Alchemical Synthesis

Idea:Words being newly-associated may be early signs of an emerging idea.

Notes: –

Operationalisation: Using single-word nouns in the corpus, compute an uplift for n-grams that quantifies the n-gram frequency compared to what it would be by chance. Sample a corpus of TEL domain blog posts and look for  bi-grams or tri-grams with un-expected uplift.

Challenges: –

Final Remarks

As was noted at the start, the implementation of these ideas is not yet undertaken.

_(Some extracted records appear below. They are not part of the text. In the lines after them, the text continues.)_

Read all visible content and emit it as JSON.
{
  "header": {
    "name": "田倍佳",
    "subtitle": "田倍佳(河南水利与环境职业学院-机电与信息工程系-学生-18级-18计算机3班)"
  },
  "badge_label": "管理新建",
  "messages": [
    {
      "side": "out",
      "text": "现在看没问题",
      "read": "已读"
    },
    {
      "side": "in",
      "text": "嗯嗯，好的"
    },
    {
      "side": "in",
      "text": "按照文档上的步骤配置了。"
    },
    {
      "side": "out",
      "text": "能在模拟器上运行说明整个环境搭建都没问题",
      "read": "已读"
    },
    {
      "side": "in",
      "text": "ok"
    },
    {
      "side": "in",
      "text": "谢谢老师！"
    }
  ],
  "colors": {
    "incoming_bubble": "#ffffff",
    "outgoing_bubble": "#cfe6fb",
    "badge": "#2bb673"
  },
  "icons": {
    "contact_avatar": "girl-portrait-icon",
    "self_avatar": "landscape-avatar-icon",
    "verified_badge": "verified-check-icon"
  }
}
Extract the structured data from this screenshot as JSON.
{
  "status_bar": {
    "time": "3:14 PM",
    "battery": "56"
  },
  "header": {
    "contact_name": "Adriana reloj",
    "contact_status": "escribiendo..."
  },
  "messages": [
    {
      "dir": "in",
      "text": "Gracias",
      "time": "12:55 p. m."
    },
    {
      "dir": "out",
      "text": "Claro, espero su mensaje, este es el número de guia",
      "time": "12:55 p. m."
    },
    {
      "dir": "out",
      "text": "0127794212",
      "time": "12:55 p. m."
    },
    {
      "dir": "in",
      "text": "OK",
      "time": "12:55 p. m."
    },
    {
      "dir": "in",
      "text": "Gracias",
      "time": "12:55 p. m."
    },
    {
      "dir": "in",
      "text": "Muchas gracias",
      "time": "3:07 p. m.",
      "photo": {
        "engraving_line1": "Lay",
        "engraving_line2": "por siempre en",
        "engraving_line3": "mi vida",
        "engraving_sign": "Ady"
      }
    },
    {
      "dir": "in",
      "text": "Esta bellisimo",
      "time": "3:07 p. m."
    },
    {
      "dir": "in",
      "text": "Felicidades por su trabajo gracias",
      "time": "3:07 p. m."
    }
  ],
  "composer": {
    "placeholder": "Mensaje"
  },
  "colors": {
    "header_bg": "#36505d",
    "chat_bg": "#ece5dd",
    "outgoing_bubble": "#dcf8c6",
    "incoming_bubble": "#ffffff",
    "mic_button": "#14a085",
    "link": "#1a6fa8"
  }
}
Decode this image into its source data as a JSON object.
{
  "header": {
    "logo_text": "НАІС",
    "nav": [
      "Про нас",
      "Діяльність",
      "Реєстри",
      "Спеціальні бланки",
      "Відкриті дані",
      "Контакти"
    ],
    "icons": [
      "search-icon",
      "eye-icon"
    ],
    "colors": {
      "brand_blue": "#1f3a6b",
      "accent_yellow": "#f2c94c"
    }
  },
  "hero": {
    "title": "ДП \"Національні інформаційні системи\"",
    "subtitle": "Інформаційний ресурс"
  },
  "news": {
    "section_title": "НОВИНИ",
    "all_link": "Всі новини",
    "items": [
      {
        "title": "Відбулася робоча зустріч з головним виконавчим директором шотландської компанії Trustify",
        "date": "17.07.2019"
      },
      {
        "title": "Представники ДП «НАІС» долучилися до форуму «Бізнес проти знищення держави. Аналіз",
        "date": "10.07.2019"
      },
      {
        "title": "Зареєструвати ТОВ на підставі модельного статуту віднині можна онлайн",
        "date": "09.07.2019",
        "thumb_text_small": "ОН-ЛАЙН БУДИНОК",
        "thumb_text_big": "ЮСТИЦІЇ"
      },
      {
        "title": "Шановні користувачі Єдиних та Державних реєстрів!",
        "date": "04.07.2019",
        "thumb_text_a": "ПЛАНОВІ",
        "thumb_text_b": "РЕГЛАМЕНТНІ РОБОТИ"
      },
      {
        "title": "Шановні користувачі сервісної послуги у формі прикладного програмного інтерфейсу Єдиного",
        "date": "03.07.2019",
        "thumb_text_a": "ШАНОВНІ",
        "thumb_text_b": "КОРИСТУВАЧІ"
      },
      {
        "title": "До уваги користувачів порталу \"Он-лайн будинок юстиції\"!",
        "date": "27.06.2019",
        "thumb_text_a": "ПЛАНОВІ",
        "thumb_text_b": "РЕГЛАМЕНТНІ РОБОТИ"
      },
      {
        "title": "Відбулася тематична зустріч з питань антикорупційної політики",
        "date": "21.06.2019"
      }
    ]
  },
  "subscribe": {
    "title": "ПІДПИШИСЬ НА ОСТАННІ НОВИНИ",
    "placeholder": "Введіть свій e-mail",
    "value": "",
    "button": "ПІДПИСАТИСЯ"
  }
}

I may be rash in publishing such immature work but I do so in the hope that constructive criticism or offers of collaboration might arise.

There is much more that could be said about issues, challenges and what is kept out of scope but two warrant comment: I am only looking at text in English and recognise that this gives a biased set of possible weak signals; there are other analytical strategies such as social network analysis that provide interesting results both independently of and along side the kind of topic-oriented analysis I describe.

I hope to be able to report some possible weak signals in due course for comment and debate. These may appear on the TELMap site but will be signposted from here.